Insular Life Assurance Co. Ltd., 16 this Court had occasion to lay down the test of

whether an employer has interfered with and coerced employees in the exercise of
their right to self-organization, that is, whether the employer has engaged in
conduct which, it may reasonably be said, tends to interfere with the free exercise
of employees rights; and that it is not necessary that there be direct evidence that
any employee was in fact intimidated or coerced by statements of threats of the
employer if there is a reasonable inference that anti-union conduct of the employer
does have an adverse effect on self-organization and collective bargaining. The
questioned acts of petitioners, namely: 1) sponsoring a field trip to Zambales for its
employees, to the exclusion of union members, before the scheduled certification
election; 2) the active campaign by the sales officer of petitioners against the union
prevailing as a bargaining agent during the field trip; 3) escorting its employees
after the field trip to the polling center; 4) the continuous hiring of subcontractors
performing respondents functions; 5) assigning union members to the Cabangan
site to work as grass cutters; and 6) the enforcement of work on a rotational basis
for union members, all reek of interference on the part of petitioners. Indubitably,
the various acts of petitioners, taken together, reasonably support an inference
that, indeed, such were all orchestrated to restrict respondents free exercise of
their right to self-organization. The Court is of the considered view that petitioners
undisputed actions prior and immediately before the scheduled certification
election, while seemingly innocuous, unduly meddled in the affairs of its employees
in selecting their exclusive bargaining representative. In Holy Child Catholic School
v. Hon. Patricia Sto. Tomas, 17 the Court ruled that a certification election was the
sole concern of the workers, save when the employer itself had to file the petition x
x x, but even after such filing, its role in the certification process ceased and
became merely a bystander. Thus, petitioners had no business persuading and/or
assisting its employees in their legally protected independent process of selecting
their exclusive bargaining representative. The fact and peculiar timing of the field
trip sponsored by petitioners for its employees not affiliated with THS-GQ Union,
although a positive enticement, was undoubtedly extraneous influence designed to
impede respondents in their quest to be certified. This cannot be countenanced.

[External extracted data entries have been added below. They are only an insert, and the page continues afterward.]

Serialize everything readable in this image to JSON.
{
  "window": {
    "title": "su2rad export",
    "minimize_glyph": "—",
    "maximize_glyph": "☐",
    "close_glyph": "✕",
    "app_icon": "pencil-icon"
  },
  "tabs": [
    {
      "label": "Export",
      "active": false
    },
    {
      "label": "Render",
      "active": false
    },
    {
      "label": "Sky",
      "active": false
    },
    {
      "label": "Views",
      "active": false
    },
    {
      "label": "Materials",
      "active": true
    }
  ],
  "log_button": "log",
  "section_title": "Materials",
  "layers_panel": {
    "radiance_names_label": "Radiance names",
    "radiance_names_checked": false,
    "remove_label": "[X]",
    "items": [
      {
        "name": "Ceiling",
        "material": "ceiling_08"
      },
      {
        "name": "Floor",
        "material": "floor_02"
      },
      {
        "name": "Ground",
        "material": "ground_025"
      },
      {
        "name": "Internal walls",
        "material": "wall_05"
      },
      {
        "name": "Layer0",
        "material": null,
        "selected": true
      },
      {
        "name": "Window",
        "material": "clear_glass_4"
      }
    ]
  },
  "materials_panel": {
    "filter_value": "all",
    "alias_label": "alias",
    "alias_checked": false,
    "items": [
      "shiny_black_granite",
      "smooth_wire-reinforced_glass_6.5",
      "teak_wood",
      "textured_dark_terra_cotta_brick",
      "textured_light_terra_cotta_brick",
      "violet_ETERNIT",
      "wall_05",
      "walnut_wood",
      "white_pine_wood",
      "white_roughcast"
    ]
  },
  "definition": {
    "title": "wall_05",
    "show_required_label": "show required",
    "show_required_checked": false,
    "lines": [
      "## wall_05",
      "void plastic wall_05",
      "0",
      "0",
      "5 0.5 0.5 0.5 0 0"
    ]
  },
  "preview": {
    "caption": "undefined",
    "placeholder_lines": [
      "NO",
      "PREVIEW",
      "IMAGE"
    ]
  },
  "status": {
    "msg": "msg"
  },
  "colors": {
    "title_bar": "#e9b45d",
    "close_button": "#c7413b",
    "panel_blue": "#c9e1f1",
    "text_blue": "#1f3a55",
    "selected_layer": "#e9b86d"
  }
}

Not content with achieving a no union vote in the certification election, petitioners
launched a vindictive campaign against union members by assigning work on a
rotational basis while subcontractors performed the latters functions regularly.
Worse, some of the respondents were made to work as grass cutters in an effort to
dissuade them from further collective action. Again, this cannot be countenanced.
More importantly, petitioners' bare denial of some of the complained acts and
unacceptable explanations, a mere afte1ihought at best, cannot prevail over
respondents' detailed narration of the events that transpired. At this juncture, it
bears to emphasize that in labor cases, the quantum of proof necessary is
substantial evidence, 18 or that amount of relevant evidence as a reasonable mind
might accept as adequate to suppoti a conclusion, even if other minds, equally
reasonable, might conceivably opine otherwise. 19 In fine, mindful of the nature of
the charge of ULP, including its civil and/or criminal consequences, the Cou1i finds
that the NLRC, as correctly sustained by the CA, had sufficient factual and legal
bases to support its finding of ULP.